Plus précisément, comment devenir ce que je n’ai cessé d’être, à savoir musulman et d’origine algérienne ? Ce peut paraître étonnant pour la religion, qui relève a priori d’un choix, mais pas complètement selon moi (je m’en expliquerai par la suite), et nettement moins s’agissant des origines que personne ne choisit : nous sommes toutes et tous le produit d’une histoire familiale dont nous héritons, que nous pouvons réinvestir et réinventer, certes, mais pas effacer.  J’ai surtout cherché à exemplifier, suivant une modalité subjective, ce que d’autres, aux origines et au parcours peu ou prou similaire au mien, expérimentent ou ont expérimenté, aisément ou plus malaisément selon les cas : être régulièrement renvoyé à ses origines et à sa religion réelles ou présumées, en raison d’un faciès, d’un nom, d’habitudes vestimentaires et alimentaires, d’un accent, d’un habitat, alors même que nous évoluons au sein d’une République supposément colorblind, c’est-à-dire aveugle aux couleurs. C’est ce que, précisément, les sociologues, à l’instar d’Erving Goffman (1922-1982), appellent le stigmate. Celui-ci agit essentiellement comme un marqueur de discrédit : on vous demandera par exemple, tandis que vous ne dites pas forcément sur un plan public que vous êtes musulman, ce que vous pensez du voile, des attentats islamistes, du halal, etc. Or, il m’est apparu nécessaire, compte tenu de mon expérience, au nom d’une double exigence citoyenne et universitaire, dans un contexte terroriste, de dire d’où je parle. Je ne me satisfaisais plus d’une posture passive et réactive, produite par des injonctions par ailleurs contradictoires proférées par un certain personnel politique, tous bords idéologiques confondus.
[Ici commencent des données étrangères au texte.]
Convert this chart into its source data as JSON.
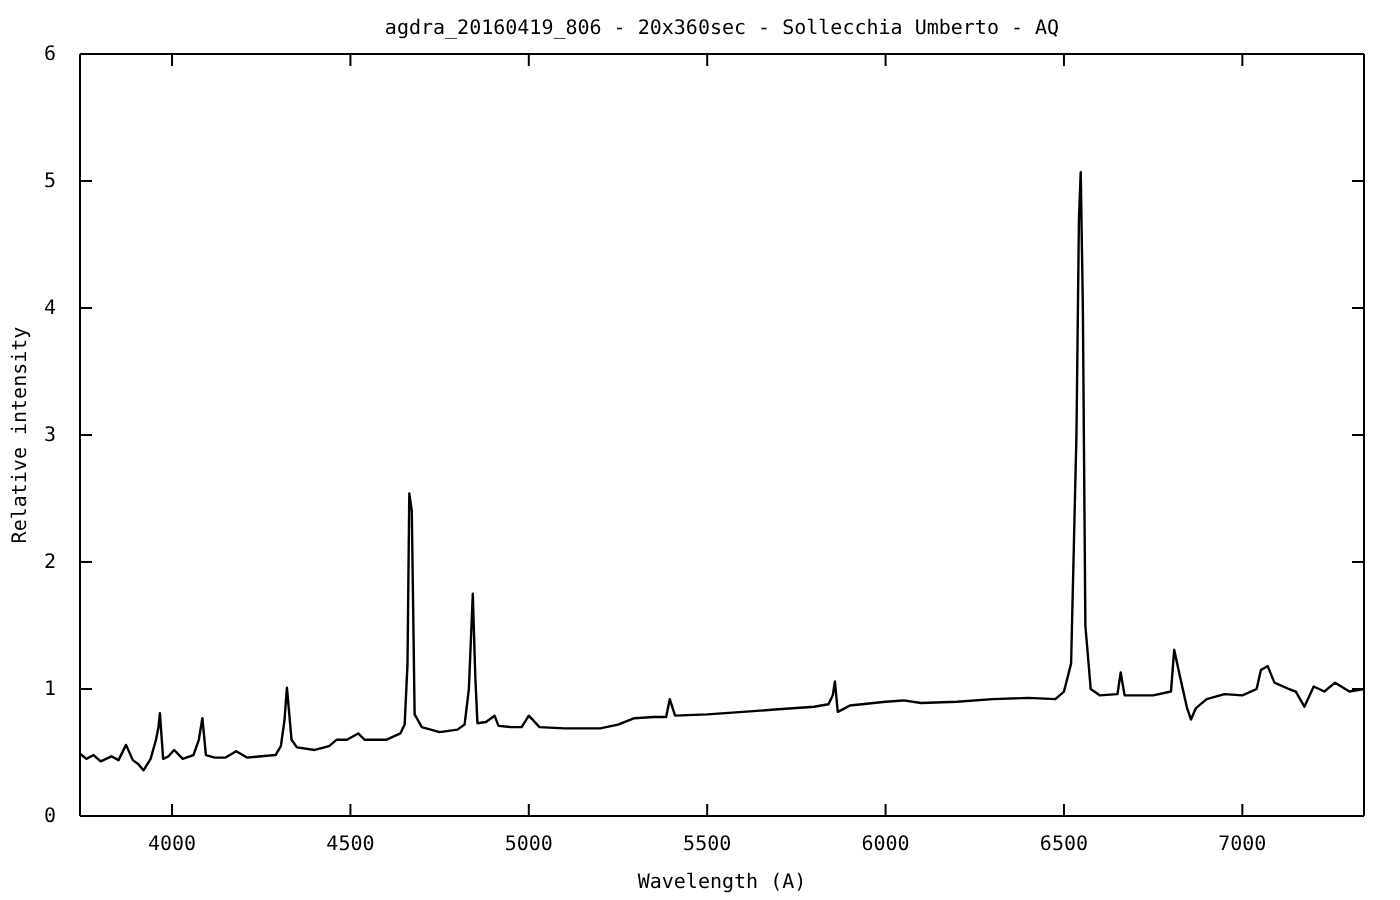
{
  "chart_data": {
    "type": "line",
    "title": "agdra_20160419_806 - 20x360sec - Sollecchia Umberto - AQ",
    "xlabel": "Wavelength (A)",
    "ylabel": "Relative intensity",
    "xlim": [
      3742,
      7341
    ],
    "ylim": [
      0,
      6
    ],
    "xticks": [
      4000,
      4500,
      5000,
      5500,
      6000,
      6500,
      7000
    ],
    "yticks": [
      0,
      1,
      2,
      3,
      4,
      5,
      6
    ],
    "grid": false,
    "series": [
      {
        "color": "#000000",
        "x": [
          3742,
          3760,
          3780,
          3800,
          3830,
          3850,
          3871,
          3890,
          3905,
          3920,
          3940,
          3955,
          3962,
          3966,
          3975,
          3990,
          4006,
          4030,
          4060,
          4075,
          4085,
          4095,
          4120,
          4150,
          4180,
          4210,
          4250,
          4290,
          4305,
          4315,
          4322,
          4335,
          4350,
          4400,
          4440,
          4461,
          4490,
          4522,
          4540,
          4600,
          4640,
          4652,
          4660,
          4665,
          4672,
          4680,
          4700,
          4750,
          4800,
          4820,
          4832,
          4843,
          4850,
          4856,
          4880,
          4904,
          4915,
          4950,
          4980,
          5000,
          5030,
          5100,
          5200,
          5250,
          5296,
          5350,
          5385,
          5395,
          5410,
          5500,
          5600,
          5700,
          5800,
          5840,
          5852,
          5858,
          5866,
          5880,
          5900,
          6000,
          6050,
          6100,
          6200,
          6300,
          6400,
          6476,
          6500,
          6520,
          6535,
          6542,
          6547,
          6553,
          6560,
          6575,
          6600,
          6650,
          6659,
          6670,
          6750,
          6800,
          6809,
          6825,
          6845,
          6856,
          6870,
          6900,
          6950,
          7000,
          7040,
          7052,
          7071,
          7090,
          7130,
          7150,
          7174,
          7200,
          7230,
          7260,
          7300,
          7341
        ],
        "values": [
          0.49,
          0.45,
          0.48,
          0.43,
          0.47,
          0.44,
          0.56,
          0.44,
          0.41,
          0.36,
          0.45,
          0.6,
          0.7,
          0.81,
          0.45,
          0.47,
          0.52,
          0.45,
          0.48,
          0.6,
          0.77,
          0.48,
          0.46,
          0.46,
          0.51,
          0.46,
          0.47,
          0.48,
          0.55,
          0.75,
          1.01,
          0.6,
          0.54,
          0.52,
          0.55,
          0.6,
          0.6,
          0.65,
          0.6,
          0.6,
          0.65,
          0.72,
          1.2,
          2.54,
          2.4,
          0.8,
          0.7,
          0.66,
          0.68,
          0.72,
          1.0,
          1.75,
          1.1,
          0.73,
          0.74,
          0.79,
          0.71,
          0.7,
          0.7,
          0.79,
          0.7,
          0.69,
          0.69,
          0.72,
          0.77,
          0.78,
          0.78,
          0.92,
          0.79,
          0.8,
          0.82,
          0.84,
          0.86,
          0.88,
          0.95,
          1.06,
          0.82,
          0.84,
          0.87,
          0.9,
          0.91,
          0.89,
          0.9,
          0.92,
          0.93,
          0.92,
          0.98,
          1.2,
          3.0,
          4.7,
          5.07,
          4.0,
          1.5,
          1.0,
          0.95,
          0.96,
          1.13,
          0.95,
          0.95,
          0.98,
          1.31,
          1.1,
          0.85,
          0.76,
          0.85,
          0.92,
          0.96,
          0.95,
          1.0,
          1.15,
          1.18,
          1.05,
          1.0,
          0.98,
          0.86,
          1.02,
          0.98,
          1.05,
          0.98,
          1.0
        ]
      }
    ]
  }
}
2/ Vous mettez en cause une certaine gauche qui connaitrait une dérive identitariste…

La Gauche, vous le savez mieux que moi, n’est pas homogène, elle n’est pas monolithique. Mais une certaine gauche, ponctuellement ou durablement, flirte ou a flirté avec le culturalisme et l’identitarisme.

Il est possible d’en donner des exemples précis, circonscrits et circonstanciés. Manuel Valls, quand il était Premier ministre, soutint le projet constitutionnel de protection de la Nation, finalement avorté, sous la férule de François Hollande président (2012-2017). Celui-ci incluait la déchéance de nationalité pour les binationaux de naissance auteurs de crimes graves, tels que les faits de terrorisme. C’était donner quitus à l’extrême droite puisque s’instaurait une différence d’appréciation entre les Français, à raison d’origines réelles ou présumées. Le Printemps républicain, co-fondé par le politiste Laurent Bouvet (1968-2021) et le préfet en disponibilité, Gilles Clavreul, ne s’est jamais exprimé à ma connaissance sur ce qui relevait d’un scandale moral et politique aux yeux d’énormément de gens, musulmans ou non.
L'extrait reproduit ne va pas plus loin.